これは先ほど調子に乗って書いていた部分の「ポーズ」の話と思われる。しかしさすがにわかりやすい文章である。キッチュは美的効果のみを問題にする、か。 だからキッチュはうさん臭く、うすっぺらで、バカっぽいのだな。
もう一点は、キッチュとロマン主義の結びつきについての赤塚氏の文章である。

ブロッホによれば、ロマン主義の要求は、美を個々の芸術作品の目標に設定しようとする美的要求であり、そのことによってロマン主義の体系は有限体系になってしまう。あらゆるキッチュに不可欠の予備条件となっているこのような有限化は、世俗的なものを永遠のものへと高めるというロマン主義の特殊な構造からもたらされてもいる、とブロッホはいう。これはつまり、ロマン主義という「精神的態度」には、キッチュを生じさせる倫理的カテゴリーと美的カテゴリーの混同が認められるということを意味している。
ブロッホはまたキッチュとロマン主義の両方に、過去とのつながりをもとめようとする性格があるという点も指摘している。ロマン主義とは「古い価値観の保守的固定化」(ブロッホ)のことであって、「キッチュに特有な、歴史的なものへの逆戻り」(ブロッホ)はそれに対応している。既存の価値を保持しようと望むロマン主義の態度に見て取れるのは、「個人的な感情充足」を目的とする、「歴史的ー牧歌的なもの」への憧憬、「美しい」歴史世界への憧憬であり、この憧憬をもっと簡単に満足させてくれるのがキッチュにほかならない。ロマン主義にあって「現実から逃避しながら探し求めているものは明らかに、固定した慣習の世界であり、一切が善で正しかったいわば先祖の世界である。一言で言うなら、過去との直接的な関連が探し求められているのであって、それは、キッチュが技法上たえず直接の範例を模写しているのとまったく同じことである」(ブロッホ)。
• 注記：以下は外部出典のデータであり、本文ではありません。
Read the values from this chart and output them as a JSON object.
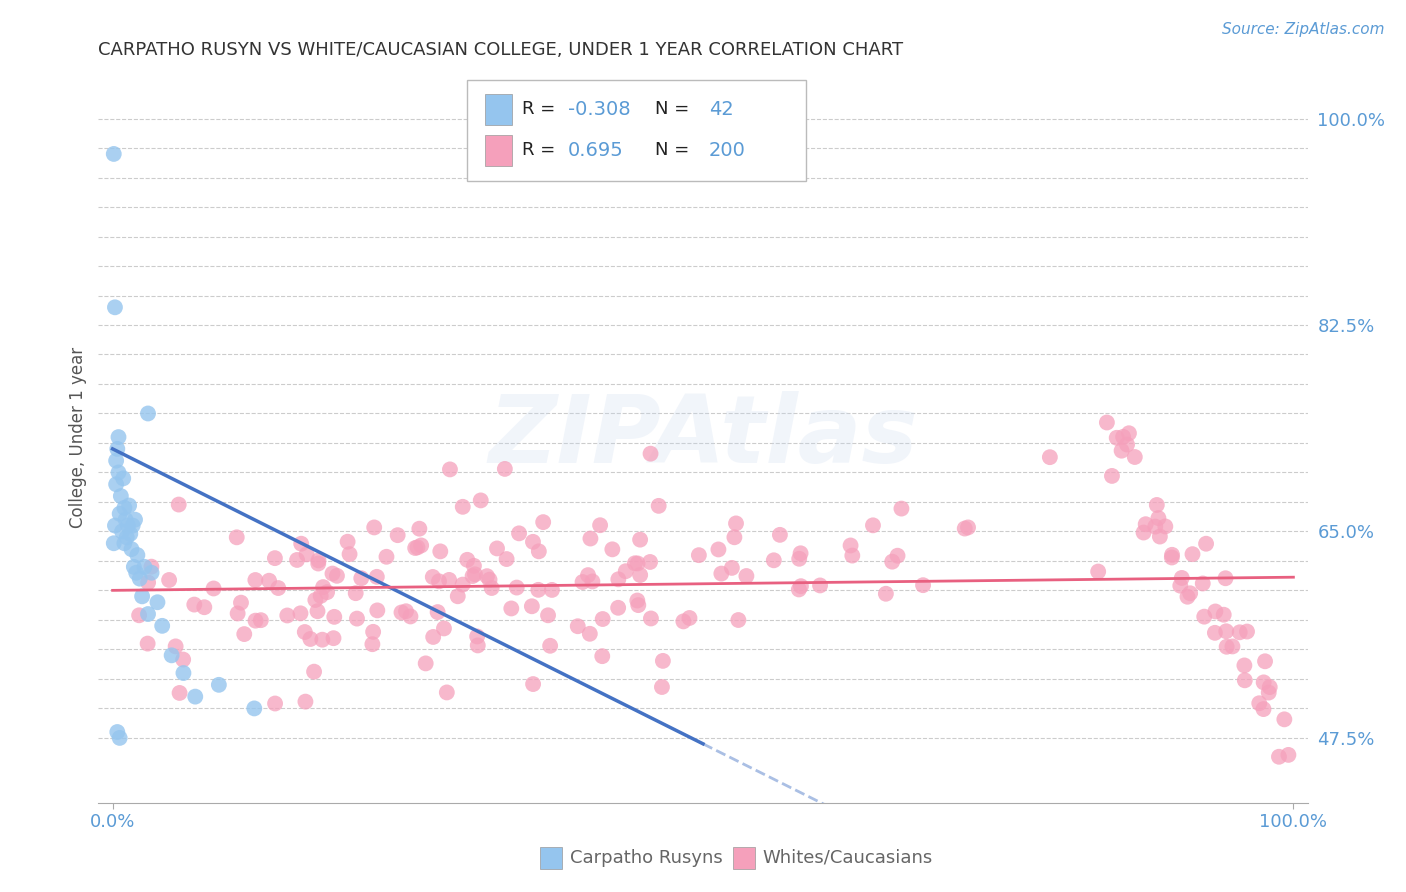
{
  "title": "CARPATHO RUSYN VS WHITE/CAUCASIAN COLLEGE, UNDER 1 YEAR CORRELATION CHART",
  "source": "Source: ZipAtlas.com",
  "ylabel": "College, Under 1 year",
  "xlabel": "",
  "xlim": [
    0.0,
    1.0
  ],
  "ylim": [
    0.42,
    1.04
  ],
  "ytick_labels_right": [
    "47.5%",
    "65.0%",
    "82.5%",
    "100.0%"
  ],
  "ytick_positions_right": [
    0.475,
    0.65,
    0.825,
    1.0
  ],
  "xtick_labels": [
    "0.0%",
    "100.0%"
  ],
  "xtick_positions": [
    0.0,
    1.0
  ],
  "blue_scatter_color": "#95C5EE",
  "pink_scatter_color": "#F5A0BB",
  "blue_line_color": "#4472C4",
  "pink_line_color": "#E86080",
  "R_blue": -0.308,
  "N_blue": 42,
  "R_pink": 0.695,
  "N_pink": 200,
  "legend_label_blue": "Carpatho Rusyns",
  "legend_label_pink": "Whites/Caucasians",
  "watermark": "ZIPAtlas",
  "background_color": "#FFFFFF",
  "grid_color": "#CCCCCC",
  "title_color": "#333333",
  "axis_label_color": "#5B9BD5",
  "text_color": "#666666"
}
前半部の「有限化」については正直「?」であるが、後半の「過去とのつながり」云々の部分はふむふむという感じである。というか、まさに「だよねーーーー」。ツボである。ちなみに「一切が善で正しかったいわば先祖の世界」というのは、神のいた世界のことである。クンデラの言葉を借りれば「神が宇宙とその価値の秩序を支配し、善と悪を区別し、ひとつひとつの事物にひとつの意味をあたえていた場所」である。しかし近代以降神はおらず、「神の唯一の<真理>は、おびただしい数の相対的真理に解体されて、人間たちはそれら相対的真理を分かちあうことになりました」。これはその通りだと思う。それなのにロマン主義やキッチュは、バカバカしいほど善や美のみをひけらかしやがる、というわけだ。更に言えばそれすらただのポーズなのである。
この章のまとめとして最後に赤塚氏は、フランスの批評家イヴ・エルサンの文章を載せ、重ねて、通常の用法から取り去られたキッチュの哲学的(ブロッホ的) 語義というものを強調している。